Medical Responsibility to Refugees

Friday marks the International Day of Commemoration in Memory of the Victims of the Holocaust. When the Holocaust happened, the response by international governments and organizations was similar to what we are experiencing with current crises: minuscule.

Since the Holocaust, several organizations have expressed their regret that they didn’t do enough to prevent the horrendous events, including the Red Cross.

Today, we have another violent crisis in Syria which has caused approximately 11 million refugees to flee their homes and seek refuge in neighboring countries or asylum status in Europe.

Infographic displaying plight of Syrian REfugees

With 13.5 million people needing humanitarian aid to survive, we are experiencing a repeat situation where there just isn’t enough aid. In fact, the UN reports that all of their appeals since the beginning of the war have been underfunded. Certainly, the world is repeating its mistakes and failing Syria (check out what CNN, BBC, and the Washington Post have to say about this).

Despite the terrible stories, data demonstrating the suffering, and well-crafted emotion commercials (like this one by Save the Children), many people still lack any inkling of empathy. Both overseas and locally, people are hesitant to offer a helping hand to refugees.

One way in which this impacts refugees is by determining how their lives unfold after the resettlement process.

Just think, you come to the U.S. as a refugee, and you know from the recent election results that there is a good number of people who are anti-immigrants and specifically anti-Muslim. Then, as part of your entrance, you’re required to do a medical exam.

As medical professionals, you have a huge opportunity to not only welcome refugees, but impress health knowledge on them that could have a huge impact on their lives. Despite this, many medical professionals do not know how to work with refugees and often handle the situation poorly by asking inappropriate questions, rushing exams, poorly explaining procedures, and not providing interpreters and translations.

As the Medical Daily puts it, “Health care is key. In the U.S., it can be difficult for the average person to keep up with a quickly changing and evolving health care system. Refugees, many of whom have never experienced a Western health care system, often face language barriers and usually do not have their own transportation.”

If you haven’t experience it, let me tell you: the American health system is a pain to navigate.

Case in point, I got hit by a truck in 2015. I was barely able to process thoughts, and the EMT needed me to tell them to which hospital they should take me to ensure I was covered by my insurance. When I finally got to the hospital, after being drugged up on pain medications, they asked me to sign a form which I had and have no idea what it said. On another occasion, I was wrongly charged for birth control. In order to reverse the charge, I had to call my physician to have her correct her entry, then call billing again to have them resubmit the charge. In the meantime, my bill accidentally got sent to collections since the entire reconsideration process took longer than the window I had to pay my bill.

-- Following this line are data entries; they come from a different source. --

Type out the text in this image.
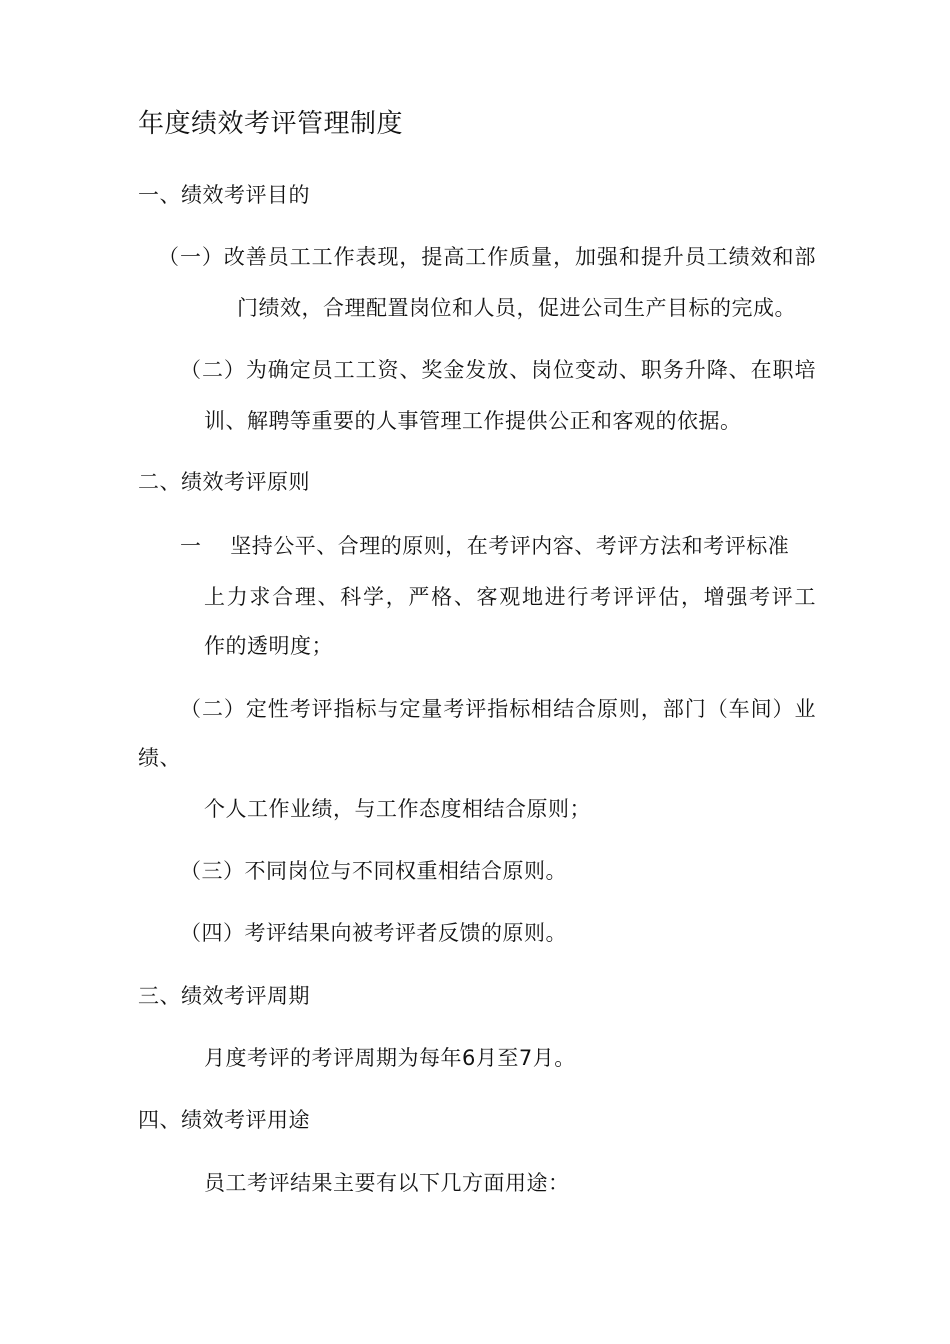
年度绩效考评管理制度
一、绩效考评目的
（一）改善员工工作表现，提高工作质量，加强和提升员工绩效和部
门绩效，合理配置岗位和人员，促进公司生产目标的完成。
（二）为确定员工工资、奖金发放、岗位变动、职务升降、在职培
训、解聘等重要的人事管理工作提供公正和客观的依据。
二、绩效考评原则
一    坚持公平、合理的原则，在考评内容、考评方法和考评标准
上力求合理、科学，严格、客观地进行考评评估，增强考评工
作的透明度；
（二）定性考评指标与定量考评指标相结合原则，部门（车间）业
绩、
个人工作业绩，与工作态度相结合原则；
（三）不同岗位与不同权重相结合原则。
（四）考评结果向被考评者反馈的原则。
三、绩效考评周期
月度考评的考评周期为每年6月至7月。
四、绩效考评用途
员工考评结果主要有以下几方面用途：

Can you imagine navigating all this after having lost your family, friends, and belongings, and you don’t speak English?

Actually, scratch that, can you imagine doing this and you don’t speak English? – It’s hard enough without adding all the trauma to the situation.

Like everyone who touches a refugee’s life, medical professionals have a huge opportunity to positively impact refugees. However, medical professionals have an added responsibility of impacting a refugee’s health, the bedrock of their survival in every other aspect of their new lives in the U.S.

Therefore, we ask you to go the extra step:

Don’t just give them the phone number for a specialist; help them schedule it, or make sure an interpreter is around to help.

Get yourself trained on how to work with refugee patients. Maria Velasco at Spring Institute does an awesome intercultural training that we would recommend. If your organization won’t pay for training, then read up on our free resources for medical professionals working with limited English proficiency patients.

What are some specific tips that you would recommend to healthcare providers who are working with refugees?